Recent research has shown that presentations of an unconditioned aversive stimulus, such as electric shock, can induce alterations of immune function in rats. Furthermore, it has been demonstrated that an innocuous stimulus paired with an unconditioned aversive stimulus can acquire immunomodulatory properties. Research has suggested that endogenous opioid activity is responsible for the alterations of immune function by unconditioned aversive stimulation. The present study evaluated the effect of administration of opiate receptor antagonists, naltrexone and N-methylnaltrexone, on the immunomodulatory effect of a conditioned stimulus (CS) that had been paired with electric footshock. Naltrexone dose-dependently attenuated the CS-induced suppression of the in vitro proliferative response of splenic lymphocytes to concanavalin A, lipopolysaccharide, and a combination of ionomycin and phorbol myristate acetate. Naltrexone also attenuated the CS-induced reduction in natural-killer cell activity. In contrast, the quaternary form of naltrexone, N-methylnaltrexone, did not significantly attenuate the CS-induced immunomodulatory effects. Collectively, these findings indicate that endogenous opioid activity is involved in CS-induced alterations of immune function. Moreover, the lack of effectiveness of N-methylnaltrexone in attenuating the CS-induced immunomodulatory effect suggests that the opioid receptors involved in the effect are located in the central nervous system.
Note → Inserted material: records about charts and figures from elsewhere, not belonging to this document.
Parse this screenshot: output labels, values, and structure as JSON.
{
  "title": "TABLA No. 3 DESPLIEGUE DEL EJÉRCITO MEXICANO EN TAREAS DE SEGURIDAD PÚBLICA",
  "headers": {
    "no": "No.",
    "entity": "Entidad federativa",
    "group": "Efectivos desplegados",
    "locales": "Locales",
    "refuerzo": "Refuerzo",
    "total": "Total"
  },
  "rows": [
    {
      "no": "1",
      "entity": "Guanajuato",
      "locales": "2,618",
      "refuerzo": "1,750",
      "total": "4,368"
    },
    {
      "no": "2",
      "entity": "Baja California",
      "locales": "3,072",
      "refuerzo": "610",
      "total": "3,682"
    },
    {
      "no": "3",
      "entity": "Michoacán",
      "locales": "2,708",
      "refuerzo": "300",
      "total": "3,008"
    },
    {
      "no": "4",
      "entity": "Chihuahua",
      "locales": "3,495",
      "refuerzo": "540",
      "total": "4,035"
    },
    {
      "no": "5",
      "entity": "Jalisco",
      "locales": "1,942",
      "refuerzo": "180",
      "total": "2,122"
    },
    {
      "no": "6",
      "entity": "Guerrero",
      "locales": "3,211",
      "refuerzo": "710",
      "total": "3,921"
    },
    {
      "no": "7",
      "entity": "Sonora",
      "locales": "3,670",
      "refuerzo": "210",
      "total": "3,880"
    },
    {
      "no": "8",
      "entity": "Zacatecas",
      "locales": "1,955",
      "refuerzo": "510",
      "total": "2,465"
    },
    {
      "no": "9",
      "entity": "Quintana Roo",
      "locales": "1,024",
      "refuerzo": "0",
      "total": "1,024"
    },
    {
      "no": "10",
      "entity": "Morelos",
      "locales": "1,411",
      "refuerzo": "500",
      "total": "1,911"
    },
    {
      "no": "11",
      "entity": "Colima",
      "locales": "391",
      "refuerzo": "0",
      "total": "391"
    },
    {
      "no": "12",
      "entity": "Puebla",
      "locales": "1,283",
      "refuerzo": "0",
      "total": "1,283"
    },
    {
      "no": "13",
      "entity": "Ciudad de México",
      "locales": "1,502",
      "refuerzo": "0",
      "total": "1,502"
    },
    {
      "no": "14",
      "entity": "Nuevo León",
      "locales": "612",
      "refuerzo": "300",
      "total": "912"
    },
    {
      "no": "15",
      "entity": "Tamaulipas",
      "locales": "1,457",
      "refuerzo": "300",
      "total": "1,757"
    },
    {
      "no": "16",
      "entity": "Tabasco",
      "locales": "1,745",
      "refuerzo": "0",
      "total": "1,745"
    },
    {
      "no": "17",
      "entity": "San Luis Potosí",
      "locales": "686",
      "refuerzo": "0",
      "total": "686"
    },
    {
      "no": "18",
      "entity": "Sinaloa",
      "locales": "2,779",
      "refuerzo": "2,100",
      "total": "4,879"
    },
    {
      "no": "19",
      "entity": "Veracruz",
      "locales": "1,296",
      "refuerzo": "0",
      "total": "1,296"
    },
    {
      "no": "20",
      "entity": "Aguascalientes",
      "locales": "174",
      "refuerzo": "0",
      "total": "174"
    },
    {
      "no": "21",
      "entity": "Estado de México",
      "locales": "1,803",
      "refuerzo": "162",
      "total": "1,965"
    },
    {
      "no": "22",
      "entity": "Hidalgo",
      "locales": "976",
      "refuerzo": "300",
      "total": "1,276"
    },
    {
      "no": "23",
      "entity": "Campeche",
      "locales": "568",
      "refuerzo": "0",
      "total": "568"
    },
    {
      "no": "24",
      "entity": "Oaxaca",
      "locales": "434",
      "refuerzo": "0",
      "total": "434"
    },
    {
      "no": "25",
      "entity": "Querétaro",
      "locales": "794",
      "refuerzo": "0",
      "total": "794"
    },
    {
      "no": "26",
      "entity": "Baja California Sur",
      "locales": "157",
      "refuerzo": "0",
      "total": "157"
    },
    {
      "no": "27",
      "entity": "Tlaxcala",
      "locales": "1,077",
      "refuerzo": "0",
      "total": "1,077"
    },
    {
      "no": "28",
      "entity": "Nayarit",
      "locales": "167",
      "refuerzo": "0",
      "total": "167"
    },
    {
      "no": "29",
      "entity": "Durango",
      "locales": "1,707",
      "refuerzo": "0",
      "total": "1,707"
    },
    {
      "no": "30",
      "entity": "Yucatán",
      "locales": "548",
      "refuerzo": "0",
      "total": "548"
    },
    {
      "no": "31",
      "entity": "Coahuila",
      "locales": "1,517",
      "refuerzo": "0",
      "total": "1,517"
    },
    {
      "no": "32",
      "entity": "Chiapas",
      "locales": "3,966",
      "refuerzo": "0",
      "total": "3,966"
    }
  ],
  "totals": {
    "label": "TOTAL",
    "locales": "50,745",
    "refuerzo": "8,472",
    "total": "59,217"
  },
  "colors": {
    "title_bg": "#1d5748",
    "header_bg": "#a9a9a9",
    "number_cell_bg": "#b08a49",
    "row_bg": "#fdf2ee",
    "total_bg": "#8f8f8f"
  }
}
Suppression of the development of adjuvant arthritis by a conditioned aversive stimulus.

The present study evaluated the effect of a conditioned aversive stimulus (CS) on the development of adjuvant-induced arthritis in Lewis rats. Experiment 1 showed that presentation of a CS, on days 12, 14, and 16 following injection with adjuvant containing mycobacterium tuberculosis, resulted in a pronounced suppression of the development of arthritis as measured by a clinical disease severity rating scale and spleen weight. In contrast, presentation of the CS on days 0, 2, and 4 following injection did not have any effect on the development of arthritis. Experiment 2 showed that the suppression of adjuvant arthritis by exposure to the CS was blocked by administration of propranolol, a nonselective beta-adrenergic receptor antagonist. These results demonstrate that a CS can alter the development of adjuvant-induced arthritis, but the effect is dependent upon the timing of the antigen exposure and the presentation of the CS. Moreover, the present findings suggest that blocking beta-adrenergic receptors during presentations of the CS prevents the suppressive effect of the CS.